The Death of the College Has Been Greatly Exaggerated

The University Will Survive, But in Very Different Form, Says Kevin Carey

American society is obsessed with change and the future—yet our institutions of higher education love to advertise how long they’ve been around. Why? Kevin Carey, author of The End of College and education policy director at the New America Foundation, told a crowd at the ASU Art Museum that it’s because universities want to signal to us that they’ve always been here—and will always be the same. However, “that’s not really true,” he said. At an event co-presented by Arizona State University, Carey explained how American universities evolved, and where he thinks they’re heading next.

The first Ph.D. was not granted until 1861, at the start of the Civil War, he said. At that time, as America changed, colleges shifted from institutions that enrolled very few people—most of whom wanted to become clergy—into what Carey calls “hybrid universities” tasked with doing three very different things. One was practical— educating people to enter professions and become citizens. The second was to follow the model of the German research university, and perform the most important scholarship. The third was to offer students a liberal arts education, teaching them how to think, lead the good life, and be human—replacing the explicitly religious values that had informed colleges up to that point.

Over the course of a few decades, universities around the U.S. adopted this hybrid model. Ph.D.s became the required credential for teaching at the best institutions. The ideas of academic freedom and scholarly independence took hold.

This model was successful for a very long time, even as various scholars predicted its death. But the American university didn’t necessarily succeed on its merits. Rather, said Carey, “American colleges and universities have been on something of an epic string of good luck over the last 80 or 90 years that we ought not to assume will continue.” That luck derived from a mix of political, social, and economic factors—from two world wars that decimated European universities and the G.I. Bill to the growth of the American middle class and the nation’s transformation from a blue-collar to a white-collar economy.

By 1980, said Carey, America had stopped building colleges. As a result, universities beaome national institutions competing to outrank one another. At the same time, states started slashing taxes and cutting education funding. And so tuitions grew “somewhat heedlessly” more expensive, said Carey. But people kept paying. Universities had a captive market of young people who wanted to get jobs, and parents who wanted the best for their kids.

Paying for college became a source of increasing anxiety, said Carey.

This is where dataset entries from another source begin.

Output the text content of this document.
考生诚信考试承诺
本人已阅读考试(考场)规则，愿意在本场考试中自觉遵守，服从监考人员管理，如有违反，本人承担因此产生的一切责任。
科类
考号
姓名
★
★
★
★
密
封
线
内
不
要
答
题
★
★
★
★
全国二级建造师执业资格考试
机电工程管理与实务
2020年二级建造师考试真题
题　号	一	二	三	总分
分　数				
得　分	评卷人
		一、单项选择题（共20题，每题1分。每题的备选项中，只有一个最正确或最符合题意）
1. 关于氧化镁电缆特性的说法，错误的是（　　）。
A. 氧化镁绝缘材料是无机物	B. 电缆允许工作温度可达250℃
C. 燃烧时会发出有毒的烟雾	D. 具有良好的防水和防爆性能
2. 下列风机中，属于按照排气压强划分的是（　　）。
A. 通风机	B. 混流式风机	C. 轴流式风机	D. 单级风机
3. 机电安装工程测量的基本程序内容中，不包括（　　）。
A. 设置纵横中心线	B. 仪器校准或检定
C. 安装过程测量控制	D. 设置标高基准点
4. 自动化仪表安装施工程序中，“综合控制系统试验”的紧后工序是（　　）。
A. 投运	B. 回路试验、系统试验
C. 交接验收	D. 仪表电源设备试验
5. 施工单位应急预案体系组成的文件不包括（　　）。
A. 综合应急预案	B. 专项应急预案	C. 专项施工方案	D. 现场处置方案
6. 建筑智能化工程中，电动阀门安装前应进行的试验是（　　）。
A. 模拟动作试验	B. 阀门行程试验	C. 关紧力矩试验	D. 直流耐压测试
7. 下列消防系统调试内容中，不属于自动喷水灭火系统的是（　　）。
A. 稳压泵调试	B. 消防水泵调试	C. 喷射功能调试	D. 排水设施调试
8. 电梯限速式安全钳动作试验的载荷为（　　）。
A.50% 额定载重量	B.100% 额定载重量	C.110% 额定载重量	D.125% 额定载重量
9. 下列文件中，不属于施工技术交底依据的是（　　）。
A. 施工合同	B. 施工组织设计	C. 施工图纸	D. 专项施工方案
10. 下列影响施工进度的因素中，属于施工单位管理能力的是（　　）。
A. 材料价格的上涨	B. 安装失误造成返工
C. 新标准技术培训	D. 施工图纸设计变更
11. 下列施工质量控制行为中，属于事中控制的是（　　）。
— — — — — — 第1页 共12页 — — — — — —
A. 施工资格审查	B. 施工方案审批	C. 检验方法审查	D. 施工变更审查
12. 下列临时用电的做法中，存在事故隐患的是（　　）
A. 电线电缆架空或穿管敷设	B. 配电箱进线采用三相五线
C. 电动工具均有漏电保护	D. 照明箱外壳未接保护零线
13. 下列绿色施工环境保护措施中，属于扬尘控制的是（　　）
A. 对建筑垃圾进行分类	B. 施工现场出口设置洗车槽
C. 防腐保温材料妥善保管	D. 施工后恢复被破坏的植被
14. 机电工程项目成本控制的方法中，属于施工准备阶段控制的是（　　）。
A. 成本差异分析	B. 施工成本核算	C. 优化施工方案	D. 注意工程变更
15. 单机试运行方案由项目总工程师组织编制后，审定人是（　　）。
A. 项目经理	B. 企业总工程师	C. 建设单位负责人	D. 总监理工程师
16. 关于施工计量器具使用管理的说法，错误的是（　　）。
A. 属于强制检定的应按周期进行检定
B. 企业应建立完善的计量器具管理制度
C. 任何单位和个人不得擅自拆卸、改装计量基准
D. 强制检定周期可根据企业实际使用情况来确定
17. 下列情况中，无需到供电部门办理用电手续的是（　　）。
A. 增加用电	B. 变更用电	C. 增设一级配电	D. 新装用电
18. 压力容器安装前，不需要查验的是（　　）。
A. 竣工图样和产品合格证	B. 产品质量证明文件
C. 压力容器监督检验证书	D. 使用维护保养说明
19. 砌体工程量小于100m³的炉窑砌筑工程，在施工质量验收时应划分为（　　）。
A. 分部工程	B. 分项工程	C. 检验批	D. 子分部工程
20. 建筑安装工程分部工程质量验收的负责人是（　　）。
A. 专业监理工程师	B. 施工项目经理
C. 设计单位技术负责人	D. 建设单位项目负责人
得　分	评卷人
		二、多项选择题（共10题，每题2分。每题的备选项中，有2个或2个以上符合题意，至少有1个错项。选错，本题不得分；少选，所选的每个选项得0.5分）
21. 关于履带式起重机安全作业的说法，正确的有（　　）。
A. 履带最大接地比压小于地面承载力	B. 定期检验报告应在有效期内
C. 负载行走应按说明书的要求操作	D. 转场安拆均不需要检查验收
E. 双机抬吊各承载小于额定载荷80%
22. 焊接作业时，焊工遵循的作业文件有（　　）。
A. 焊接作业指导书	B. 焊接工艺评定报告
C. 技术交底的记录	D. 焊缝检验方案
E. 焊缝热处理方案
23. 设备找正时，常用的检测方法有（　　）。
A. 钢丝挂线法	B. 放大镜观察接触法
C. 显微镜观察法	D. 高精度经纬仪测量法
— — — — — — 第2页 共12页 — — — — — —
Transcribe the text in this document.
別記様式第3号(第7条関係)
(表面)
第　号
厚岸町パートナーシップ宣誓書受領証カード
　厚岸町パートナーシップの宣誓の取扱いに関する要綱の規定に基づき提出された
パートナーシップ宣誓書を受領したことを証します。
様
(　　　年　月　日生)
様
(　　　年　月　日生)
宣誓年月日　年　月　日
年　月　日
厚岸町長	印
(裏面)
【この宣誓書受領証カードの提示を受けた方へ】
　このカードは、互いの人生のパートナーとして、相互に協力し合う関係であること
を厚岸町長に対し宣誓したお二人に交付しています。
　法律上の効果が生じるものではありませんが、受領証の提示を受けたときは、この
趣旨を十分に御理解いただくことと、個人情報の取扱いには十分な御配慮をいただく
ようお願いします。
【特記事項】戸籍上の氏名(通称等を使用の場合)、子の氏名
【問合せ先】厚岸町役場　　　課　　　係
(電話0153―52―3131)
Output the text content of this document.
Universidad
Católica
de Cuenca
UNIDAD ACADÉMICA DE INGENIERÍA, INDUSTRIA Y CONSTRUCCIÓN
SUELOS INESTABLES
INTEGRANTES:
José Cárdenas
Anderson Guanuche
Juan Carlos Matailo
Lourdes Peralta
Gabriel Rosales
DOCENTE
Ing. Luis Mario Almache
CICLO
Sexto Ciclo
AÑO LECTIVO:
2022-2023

Today, the one thing anyone you talk to on the street knows about higher education is that “it might bankrupt them,” he said.

At the very same time, information technology arrived on the scene—and finally became capable of altering the face of education. This isn’t the first time we’ve predicted that new technology would disrupt old education models. Carey said that Thomas Edison said that K-12 schools would be replaced with movie theaters.

However, this time is different. Technology allows schools do some of the things they want to do better—and to do what they’re already doing for a lot more people at much lower cost per student. This, said Carey, “is a surprisingly controversial thing to say even though it seems very clearly true to me.”

College classes are predominantly lecture classes. It’s difficult to put a laboratory course, a seminar, or a dance class online. But in America, the most popular major by far is business. Carey believes that much of a business education can translate to a format and method, aided by technology, that costs much less than what students are paying today.

“I think we are right now in the midst of a transformation from a time of scarcity to a time of abundance of educational resources, and I think that’s a wonderful thing,” said Carey. As poverty continues to decline, it will be impossible to give the growing global middle class a traditional American university education. We are going to have to figure out another way.

In the audience question-and-answer session, Carey was asked to elaborate on what the university of the future will look like.

Will the massive infrastructure that universities have currently set up—perhaps best embodied by the difficulties of parking on a traditional campus—be gone?

Carey said that once you build up a research university, it costs a lot of money to maintain. The competition for status among colleges is physical; they always have to be building. As a result, campuses are much nicer than they were in the 1960s and 1970s. “We obligate undergraduates to pay for the nicest gym they’ll ever belong to in their lives at a point when they don’t have that much money,” he said.

Community colleges, he predicted, can become smaller facilities with greater capacity and fewer bells and whistles.

There will also be a fundamental transformation in the relationship between alumni and their alma maters. College is one of the only sources of lifetime tribal identification people have in our dispersed society. Yet it consists of four years of coming of age—and then a lifetime of “professional sports and begging for donations,” said Carey. What if that long-term relationship instead made people part of a lifelong educational community? That, said Carey, just might be a more authentic university community.